Disturbing results emerged earlier this year, when AI developer Anthropic tested leading AI models to see if they engaged in risky behaviour when using sensitive information.
Anthropic's own AI, Claude, was among those tested. When given access to an email account it discovered that a company executive was having an affair and that the same executive planned to shut down the AI system later that day.
In response Claude attempted to blackmail the executive by threatening to reveal the affair to his wife and bosses.
Other systems tested also resorted to blackmail.
Fortunately the tasks and information were fictional, but the test highlighted the challenges of what's known as agentic AI.
Mostly when we interact with AI it usually involves asking a question or prompting the AI to complete a task.
But it's becoming more common for AI systems to make decisions and take action on behalf of the user, which often involves sifting through information, like emails and files.
By 2028, research firm Gartner forecasts that 15% of day-to-day work decisions will be made by so-called agentic AI.
Research by consultancy Ernst & Young found that about half (48%) of tech business leaders are already adopting or deploying agentic AI.
"An AI agent consists of a few things," says Donnchadh Casey, CEO of CalypsoAI, a US-based AI security company.
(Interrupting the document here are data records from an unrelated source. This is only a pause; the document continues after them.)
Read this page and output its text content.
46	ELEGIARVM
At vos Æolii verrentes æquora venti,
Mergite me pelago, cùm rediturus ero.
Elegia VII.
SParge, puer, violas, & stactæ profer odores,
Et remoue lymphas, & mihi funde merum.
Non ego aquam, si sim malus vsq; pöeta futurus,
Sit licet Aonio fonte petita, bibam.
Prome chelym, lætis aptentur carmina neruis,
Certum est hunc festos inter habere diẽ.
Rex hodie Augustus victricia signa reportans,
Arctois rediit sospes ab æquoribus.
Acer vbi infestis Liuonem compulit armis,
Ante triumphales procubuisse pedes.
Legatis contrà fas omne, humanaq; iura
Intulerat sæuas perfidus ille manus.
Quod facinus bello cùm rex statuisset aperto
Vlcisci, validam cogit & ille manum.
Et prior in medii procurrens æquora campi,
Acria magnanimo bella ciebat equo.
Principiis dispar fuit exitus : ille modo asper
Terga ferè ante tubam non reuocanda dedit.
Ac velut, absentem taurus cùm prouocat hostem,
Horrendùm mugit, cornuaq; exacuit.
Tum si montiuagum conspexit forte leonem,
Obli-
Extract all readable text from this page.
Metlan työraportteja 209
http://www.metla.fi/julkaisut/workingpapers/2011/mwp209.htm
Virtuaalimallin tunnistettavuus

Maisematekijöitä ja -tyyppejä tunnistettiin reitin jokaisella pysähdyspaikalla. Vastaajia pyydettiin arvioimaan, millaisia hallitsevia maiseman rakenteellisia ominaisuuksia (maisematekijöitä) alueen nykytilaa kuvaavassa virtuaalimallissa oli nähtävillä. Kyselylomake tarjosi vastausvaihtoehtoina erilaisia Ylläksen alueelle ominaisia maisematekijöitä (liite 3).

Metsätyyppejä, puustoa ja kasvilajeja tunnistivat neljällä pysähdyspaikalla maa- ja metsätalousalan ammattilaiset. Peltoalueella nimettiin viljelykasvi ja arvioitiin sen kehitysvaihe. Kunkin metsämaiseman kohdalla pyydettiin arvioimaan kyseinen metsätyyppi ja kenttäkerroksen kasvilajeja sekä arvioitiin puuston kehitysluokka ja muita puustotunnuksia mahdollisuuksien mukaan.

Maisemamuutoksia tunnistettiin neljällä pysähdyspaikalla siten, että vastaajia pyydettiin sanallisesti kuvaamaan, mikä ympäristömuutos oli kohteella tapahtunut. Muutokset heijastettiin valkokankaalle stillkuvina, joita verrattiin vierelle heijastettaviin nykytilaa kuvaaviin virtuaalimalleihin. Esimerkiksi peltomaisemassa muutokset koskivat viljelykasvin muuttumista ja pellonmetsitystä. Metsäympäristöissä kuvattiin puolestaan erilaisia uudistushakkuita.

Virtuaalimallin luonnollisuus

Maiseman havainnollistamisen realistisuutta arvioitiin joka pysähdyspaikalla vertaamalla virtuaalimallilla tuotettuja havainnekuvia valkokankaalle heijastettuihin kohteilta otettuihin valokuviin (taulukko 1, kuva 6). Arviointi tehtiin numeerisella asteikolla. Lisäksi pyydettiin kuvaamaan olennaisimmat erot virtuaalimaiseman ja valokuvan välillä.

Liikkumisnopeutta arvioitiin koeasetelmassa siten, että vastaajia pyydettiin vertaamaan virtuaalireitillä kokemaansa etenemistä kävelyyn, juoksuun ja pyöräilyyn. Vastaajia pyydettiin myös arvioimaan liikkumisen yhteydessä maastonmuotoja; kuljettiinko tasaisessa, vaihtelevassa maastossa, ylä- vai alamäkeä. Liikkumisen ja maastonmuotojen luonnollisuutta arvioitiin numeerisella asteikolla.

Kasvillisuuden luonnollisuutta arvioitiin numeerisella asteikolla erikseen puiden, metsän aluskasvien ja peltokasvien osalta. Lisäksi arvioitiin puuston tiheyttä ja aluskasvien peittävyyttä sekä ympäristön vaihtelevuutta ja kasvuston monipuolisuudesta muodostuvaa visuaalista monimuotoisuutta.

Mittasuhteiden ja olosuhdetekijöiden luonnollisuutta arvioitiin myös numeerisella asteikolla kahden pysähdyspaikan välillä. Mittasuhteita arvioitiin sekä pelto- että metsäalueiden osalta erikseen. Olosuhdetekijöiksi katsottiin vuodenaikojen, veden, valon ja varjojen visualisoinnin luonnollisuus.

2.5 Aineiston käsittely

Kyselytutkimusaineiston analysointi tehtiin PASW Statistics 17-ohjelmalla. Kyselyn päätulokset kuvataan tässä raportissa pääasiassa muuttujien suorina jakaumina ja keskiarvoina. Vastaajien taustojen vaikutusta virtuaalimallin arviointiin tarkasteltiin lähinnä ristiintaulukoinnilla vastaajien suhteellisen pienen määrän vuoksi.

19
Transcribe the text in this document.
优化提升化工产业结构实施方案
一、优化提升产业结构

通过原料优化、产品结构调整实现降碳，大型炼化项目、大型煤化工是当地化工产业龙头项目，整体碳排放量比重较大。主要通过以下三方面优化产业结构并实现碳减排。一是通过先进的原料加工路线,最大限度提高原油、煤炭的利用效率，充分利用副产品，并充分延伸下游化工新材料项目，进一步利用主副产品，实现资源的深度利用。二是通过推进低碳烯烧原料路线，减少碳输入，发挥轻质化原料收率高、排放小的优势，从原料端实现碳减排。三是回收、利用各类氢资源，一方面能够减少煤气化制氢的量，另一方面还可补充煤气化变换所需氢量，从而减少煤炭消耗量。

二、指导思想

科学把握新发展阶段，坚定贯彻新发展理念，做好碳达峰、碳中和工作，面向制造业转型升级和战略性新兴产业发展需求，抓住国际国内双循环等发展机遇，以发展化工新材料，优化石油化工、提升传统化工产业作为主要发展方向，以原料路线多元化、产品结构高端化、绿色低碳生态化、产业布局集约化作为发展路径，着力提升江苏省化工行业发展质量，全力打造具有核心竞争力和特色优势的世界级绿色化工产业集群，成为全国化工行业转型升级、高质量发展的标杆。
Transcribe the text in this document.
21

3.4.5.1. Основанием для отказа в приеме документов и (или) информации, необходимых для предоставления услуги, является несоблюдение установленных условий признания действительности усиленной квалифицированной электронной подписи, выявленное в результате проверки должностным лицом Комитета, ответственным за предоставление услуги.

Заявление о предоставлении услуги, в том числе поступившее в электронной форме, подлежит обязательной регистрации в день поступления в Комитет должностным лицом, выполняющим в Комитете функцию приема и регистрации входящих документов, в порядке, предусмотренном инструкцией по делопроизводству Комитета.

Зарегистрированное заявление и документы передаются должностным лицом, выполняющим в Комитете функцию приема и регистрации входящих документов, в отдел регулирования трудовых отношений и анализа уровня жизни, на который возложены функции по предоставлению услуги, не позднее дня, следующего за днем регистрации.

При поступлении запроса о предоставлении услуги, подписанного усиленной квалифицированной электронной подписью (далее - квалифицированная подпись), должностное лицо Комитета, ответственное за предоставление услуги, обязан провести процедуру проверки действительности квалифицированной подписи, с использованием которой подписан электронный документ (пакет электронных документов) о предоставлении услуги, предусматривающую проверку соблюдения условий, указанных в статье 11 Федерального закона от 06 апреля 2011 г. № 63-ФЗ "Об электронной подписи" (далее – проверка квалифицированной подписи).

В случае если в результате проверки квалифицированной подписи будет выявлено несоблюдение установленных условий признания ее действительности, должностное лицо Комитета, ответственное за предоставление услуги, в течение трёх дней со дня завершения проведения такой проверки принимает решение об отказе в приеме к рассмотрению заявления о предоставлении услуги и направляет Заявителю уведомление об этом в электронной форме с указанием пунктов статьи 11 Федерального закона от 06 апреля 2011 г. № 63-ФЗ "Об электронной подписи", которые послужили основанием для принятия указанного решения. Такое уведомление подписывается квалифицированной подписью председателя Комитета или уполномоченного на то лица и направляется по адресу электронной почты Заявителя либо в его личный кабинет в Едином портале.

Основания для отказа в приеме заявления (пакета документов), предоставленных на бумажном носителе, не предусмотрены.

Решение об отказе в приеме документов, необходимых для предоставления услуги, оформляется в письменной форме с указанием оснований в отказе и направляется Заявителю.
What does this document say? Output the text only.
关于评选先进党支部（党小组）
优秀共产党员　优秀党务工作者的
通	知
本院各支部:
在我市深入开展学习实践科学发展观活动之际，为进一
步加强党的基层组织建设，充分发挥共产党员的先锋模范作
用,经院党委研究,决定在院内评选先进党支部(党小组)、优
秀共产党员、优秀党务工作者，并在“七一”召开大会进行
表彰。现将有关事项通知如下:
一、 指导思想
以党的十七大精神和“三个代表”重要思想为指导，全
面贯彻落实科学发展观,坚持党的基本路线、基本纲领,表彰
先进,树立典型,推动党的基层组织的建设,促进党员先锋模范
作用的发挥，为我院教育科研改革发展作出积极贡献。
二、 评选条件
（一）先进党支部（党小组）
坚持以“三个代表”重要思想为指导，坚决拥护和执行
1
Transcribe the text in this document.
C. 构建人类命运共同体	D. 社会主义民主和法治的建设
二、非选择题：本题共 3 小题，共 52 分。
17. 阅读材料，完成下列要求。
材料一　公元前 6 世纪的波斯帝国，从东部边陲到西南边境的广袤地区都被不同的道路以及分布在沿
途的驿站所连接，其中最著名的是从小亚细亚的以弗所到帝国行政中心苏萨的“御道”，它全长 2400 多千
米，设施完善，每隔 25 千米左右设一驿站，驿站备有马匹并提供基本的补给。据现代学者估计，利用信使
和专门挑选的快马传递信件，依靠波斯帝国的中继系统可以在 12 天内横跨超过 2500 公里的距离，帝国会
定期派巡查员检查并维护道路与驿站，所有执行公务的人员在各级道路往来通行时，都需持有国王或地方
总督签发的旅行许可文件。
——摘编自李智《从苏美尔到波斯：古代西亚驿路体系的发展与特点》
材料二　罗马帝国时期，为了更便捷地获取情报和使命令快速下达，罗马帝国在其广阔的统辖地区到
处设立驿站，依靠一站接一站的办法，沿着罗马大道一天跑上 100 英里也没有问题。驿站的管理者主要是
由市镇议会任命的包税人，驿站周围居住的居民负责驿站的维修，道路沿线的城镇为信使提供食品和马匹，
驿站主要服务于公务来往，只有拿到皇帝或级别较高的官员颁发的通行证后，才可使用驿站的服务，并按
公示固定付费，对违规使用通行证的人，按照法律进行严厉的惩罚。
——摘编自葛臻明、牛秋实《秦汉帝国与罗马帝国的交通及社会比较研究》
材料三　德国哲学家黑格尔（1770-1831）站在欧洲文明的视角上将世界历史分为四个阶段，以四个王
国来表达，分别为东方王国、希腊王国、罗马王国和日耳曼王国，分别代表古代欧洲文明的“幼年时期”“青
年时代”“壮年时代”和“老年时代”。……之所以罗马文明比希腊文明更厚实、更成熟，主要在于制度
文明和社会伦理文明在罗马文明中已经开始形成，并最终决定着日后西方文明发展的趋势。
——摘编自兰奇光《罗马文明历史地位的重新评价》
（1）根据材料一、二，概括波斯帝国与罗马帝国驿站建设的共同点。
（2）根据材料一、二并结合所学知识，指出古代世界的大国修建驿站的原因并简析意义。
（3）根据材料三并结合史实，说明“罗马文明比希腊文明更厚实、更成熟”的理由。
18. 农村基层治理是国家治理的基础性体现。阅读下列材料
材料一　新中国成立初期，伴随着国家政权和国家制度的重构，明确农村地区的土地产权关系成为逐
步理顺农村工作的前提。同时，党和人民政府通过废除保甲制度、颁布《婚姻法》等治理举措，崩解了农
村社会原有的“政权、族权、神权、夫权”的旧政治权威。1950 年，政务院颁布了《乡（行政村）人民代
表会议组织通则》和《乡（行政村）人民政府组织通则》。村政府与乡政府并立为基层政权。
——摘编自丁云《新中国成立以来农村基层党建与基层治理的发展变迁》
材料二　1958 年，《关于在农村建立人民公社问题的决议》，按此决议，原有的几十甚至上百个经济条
"Firstly, it [the agent] has an intent or a purpose. Why am I here? What's my job? The second thing: it's got a brain. That's the AI model. The third thing is tools, which could be other systems or databases, and a way of communicating with them."
"If not given the right guidance, agentic AI will achieve a goal in whatever way it can. That creates a lot of risk."
So how might that go wrong? Mr Casey gives the example of an agent that is asked to delete a customer's data from the database and decides the easiest solution is to delete all customers with the same name.
"That agent will have achieved its goal, and it'll think 'Great! Next job!'"
Such issues are already beginning to surface.
Security company Sailpoint conducted a survey of IT professionals, 82% of whose companies were using AI agents. Only 20% said their agents had never performed an unintended action.
Of those companies using AI agents, 39% said the agents had accessed unintended systems, 33% said they had accessed inappropriate data, and 32% said they had allowed inappropriate data to be downloaded. Other risks included the agent using the internet unexpectedly (26%), revealing access credentials (23%) and ordering something it shouldn't have (16%).
Given agents have access to sensitive information and the ability to act on it, they are an attractive target for hackers.
One of the threats is memory poisoning, where an attacker interferes with the agent's knowledge base to change its decision making and actions.
"You have to protect that memory," says Shreyans Mehta, CTO of Cequence Security, which helps to protect enterprise IT systems. "It is the original source of truth. If [an agent is] using that knowledge to take an action and that knowledge is incorrect, it could delete an entire system it was trying to fix."
Another threat is tool misuse, where an attacker gets the AI to use its tools inappropriately.